World Bulletin / News Desk
After frustrating talks in Bonn with an American delegation in limbo, UN climate negotiators are pinning their hopes for the Paris Agreement's future on diplomatic arm-twisting at the highest level.
He has not yet executed his threat, but Trump has made it clear where he stands.
His secretary of state was a CEO of oil giant ExxonMobil, and the Environmental Protection Agency head an anti-climate litigator. Trump has moved to slash EPA funding, and to loosen restrictions on coal-fired power plants and vehicle emissions.

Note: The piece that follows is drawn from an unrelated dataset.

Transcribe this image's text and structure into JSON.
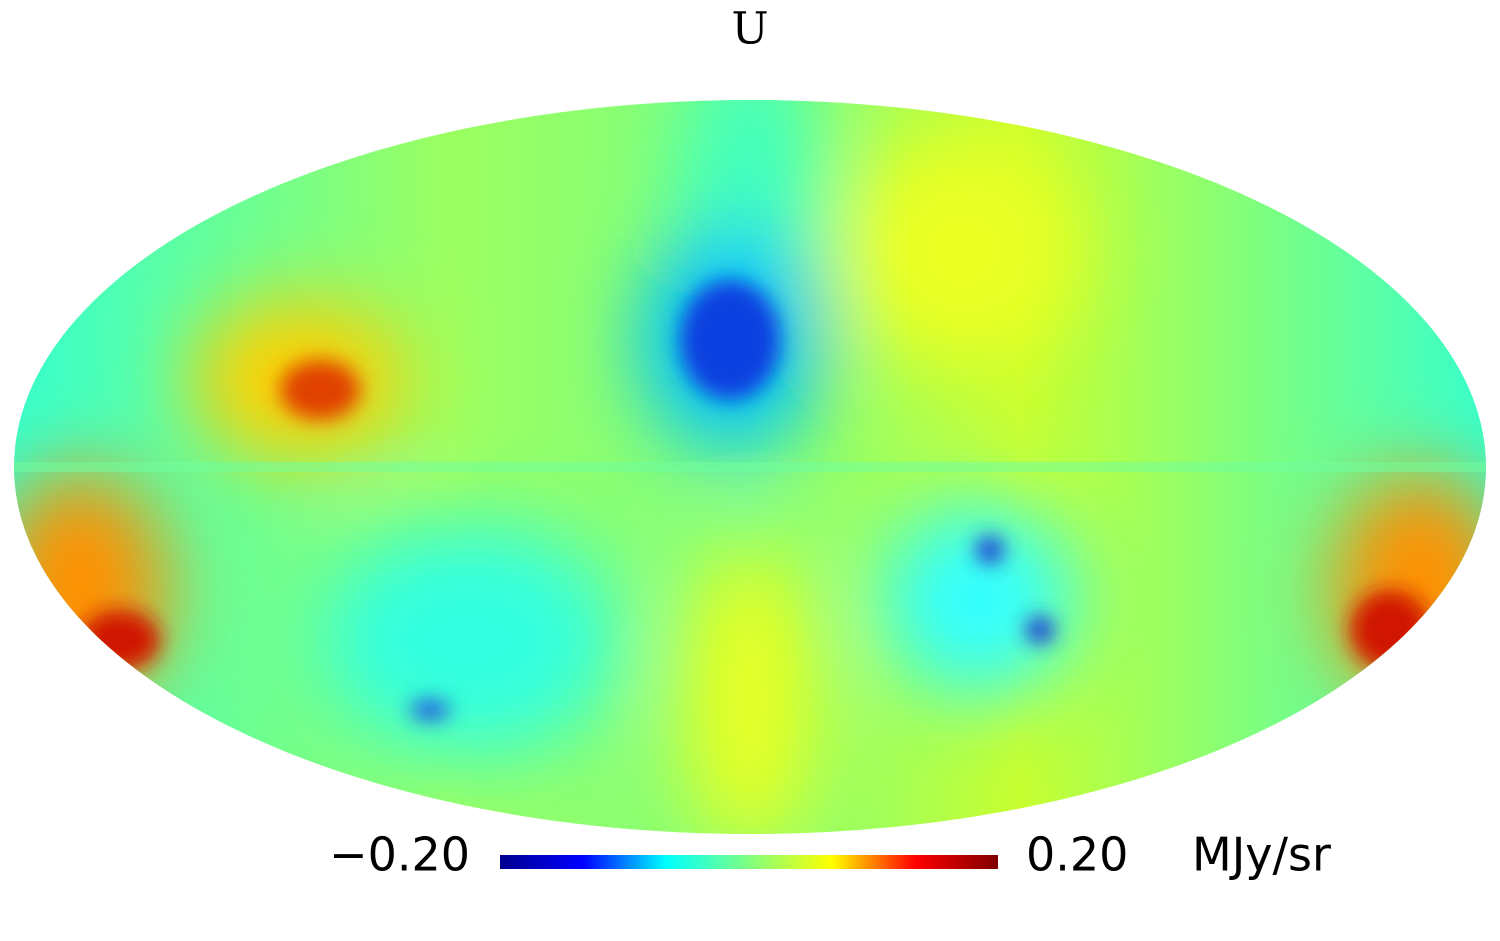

Now the man who has called climate change a "hoax" perpetrated by China, is scheduled to rub shoulders with some of the world's most influential leaders in a duo of high-stakes huddles.
The first is a May 26-27 summit in Sicily of the G7 rich nations, followed on July 7-8 by a meeting in Hamburg of the G20 major economies, of which the G7 also forms part.
Key members of both groupings have already called on Trump to stay the climate course.
"If Donald Trump is unclear on the lethal implications of his muddled climate policy then it’s up to the other leaders of the G7 to ensure he is aware of just how damaging his actions can be," said Mohamed Adow, an analyst with Christian Aid, which advocates for poor country interests at the UN climate forum.
"They must make a strong case for action when they meet."
At the G7 meeting, Trump will talk with his peers from Germany, Canada, France, Britain, Italy and Japan.